Au cycle 4, l’extension se fait du point de vue littéral et avec également des facteurs non entier. Ici, l’argument de la répétition ne tient plus forcément.

Alors d’autres processus plus ou moins complexes existent pour expliquer ou illustrer la distributivité, ce qu’on appellerait des preuves visuelles (ou aussi des représentations). Pas vraiment rigoureuses, mais suffisantes pour que les élèves comprennent cette notion avec des éléments qui leurs parlent. L’idée étant de faire du lien avec des connaissances personnelles qu’ils possèdent.

Donner une seule illustration de la distributivité n’est donc en soi pas assez suffisant, l’idée est d’en proposer des plurielles, puisque chaque élève a un vécu, des appétences uniques.

J’avais d’ailleurs une vidéo dessus recensant ces images mentales.

Bref, ces images font sens et permettent d’ « expliquer » ce qu’est la distributivité. (même si ici, il n’y a pas de preuve à proprement parler puisque la distributivité est intrinsèque au corps, mais je souhaite me servir de ma vidéo, donc là, on a plus des images mentales et des représentations.)

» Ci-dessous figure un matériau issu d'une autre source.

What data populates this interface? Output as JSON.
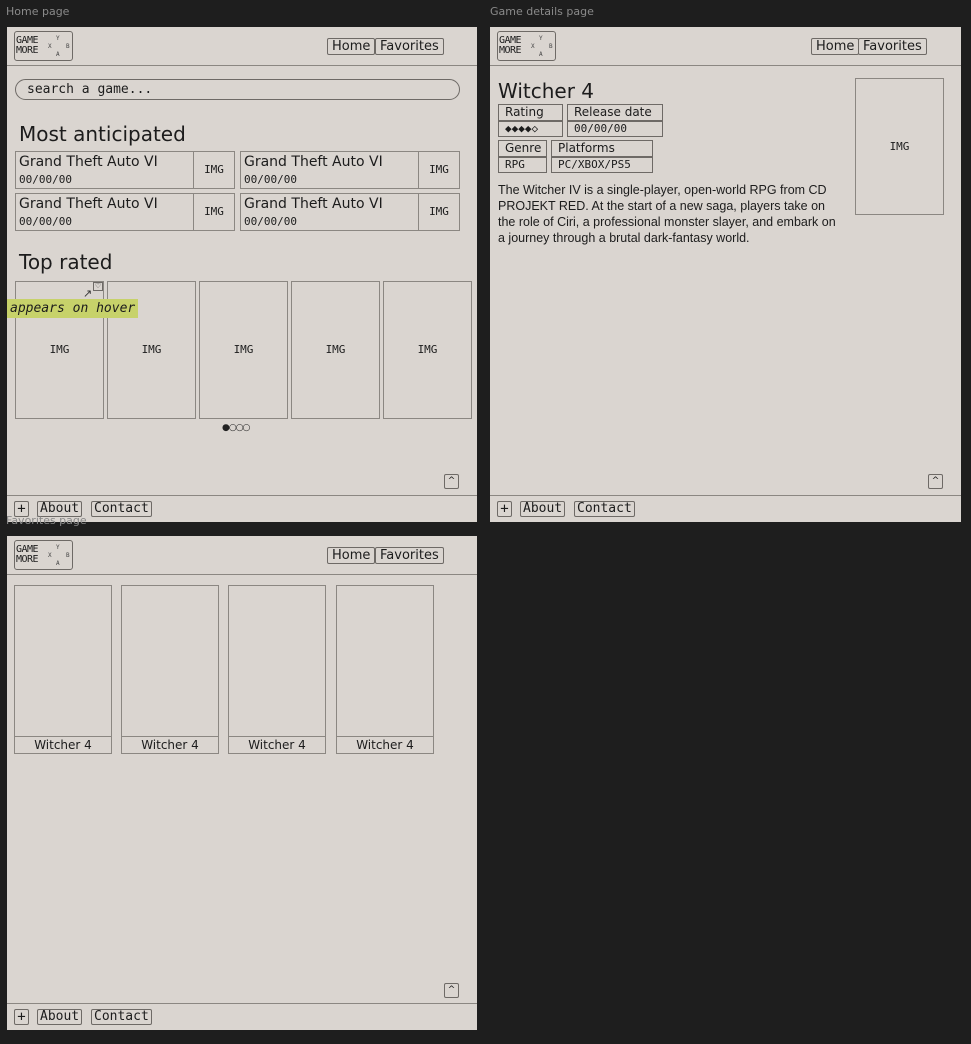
{
  "frame_labels": {
    "home": "Home page",
    "details": "Game details page",
    "favorites": "Favorites page"
  },
  "logo": {
    "line1": "GAME",
    "line2": "MORE",
    "buttons": {
      "y": "Y",
      "x": "X",
      "b": "B",
      "a": "A"
    }
  },
  "nav": {
    "home": "Home",
    "favorites": "Favorites"
  },
  "footer": {
    "plus": "+",
    "about": "About",
    "contact": "Contact",
    "scroll_top": "^"
  },
  "home": {
    "search_placeholder": "search a game...",
    "most_anticipated_heading": "Most anticipated",
    "anticipated": [
      {
        "title": "Grand Theft Auto VI",
        "date": "00/00/00",
        "img": "IMG"
      },
      {
        "title": "Grand Theft Auto VI",
        "date": "00/00/00",
        "img": "IMG"
      },
      {
        "title": "Grand Theft Auto VI",
        "date": "00/00/00",
        "img": "IMG"
      },
      {
        "title": "Grand Theft Auto VI",
        "date": "00/00/00",
        "img": "IMG"
      }
    ],
    "top_rated_heading": "Top rated",
    "top_rated": [
      "IMG",
      "IMG",
      "IMG",
      "IMG",
      "IMG"
    ],
    "heart": "♡",
    "hover_note": "appears on hover",
    "arrow": "↗",
    "pagination": "●○○○"
  },
  "details": {
    "title": "Witcher 4",
    "rating_label": "Rating",
    "rating_value": "◆◆◆◆◇",
    "release_label": "Release date",
    "release_value": "00/00/00",
    "genre_label": "Genre",
    "genre_value": "RPG",
    "platforms_label": "Platforms",
    "platforms_value": "PC/XBOX/PS5",
    "description": "The Witcher IV is a single-player, open-world RPG from CD PROJEKT RED. At the start of a new saga, players take on the role of Ciri, a professional monster slayer, and embark on a journey through a brutal dark-fantasy world.",
    "img": "IMG"
  },
  "favorites": {
    "items": [
      {
        "title": "Witcher 4"
      },
      {
        "title": "Witcher 4"
      },
      {
        "title": "Witcher 4"
      },
      {
        "title": "Witcher 4"
      }
    ]
  }
}
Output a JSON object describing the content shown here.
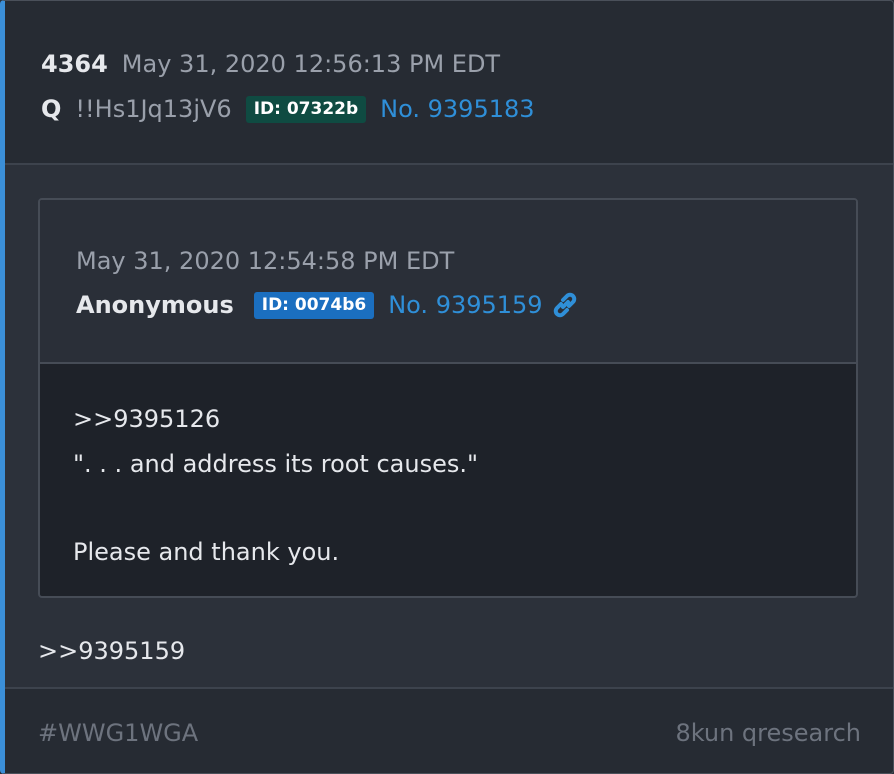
{
  "post": {
    "number": "4364",
    "timestamp": "May 31, 2020 12:56:13 PM EDT",
    "author": "Q",
    "tripcode": "!!Hs1Jq13jV6",
    "id_badge": "ID: 07322b",
    "post_no": "No. 9395183",
    "reply_ref": ">>9395159"
  },
  "quoted": {
    "timestamp": "May 31, 2020 12:54:58 PM EDT",
    "author": "Anonymous",
    "id_badge": "ID: 0074b6",
    "post_no": "No. 9395159",
    "link_icon": "link-icon",
    "lines": [
      ">>9395126",
      "\". . . and address its root causes.\"",
      "Please and thank you."
    ]
  },
  "footer": {
    "tag": "#WWG1WGA",
    "source": "8kun qresearch"
  },
  "colors": {
    "accent": "#3b8fd8",
    "link": "#2f8fd8",
    "id_badge_q": "#0f4b42",
    "id_badge_anon": "#1b6fc0"
  }
}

Enfin de je termine ensuite par une astuce pour développer, c’est ce que j’appelle la « procédure« , ou plutôt la démarche procédurale.

La vidéo :

Ici, le sens se perd un peu plus (les flèches, le facteur qu’on distribue), mais la procédure permet d’alléger la réflexion, de transformer le processus réflexif lié au sens vers un processus mécanique. C’est important car pour aborder un problème mathématique, il faut avoir l’esprit qui ne s’empêtre pas dans la réflexion calculatoire.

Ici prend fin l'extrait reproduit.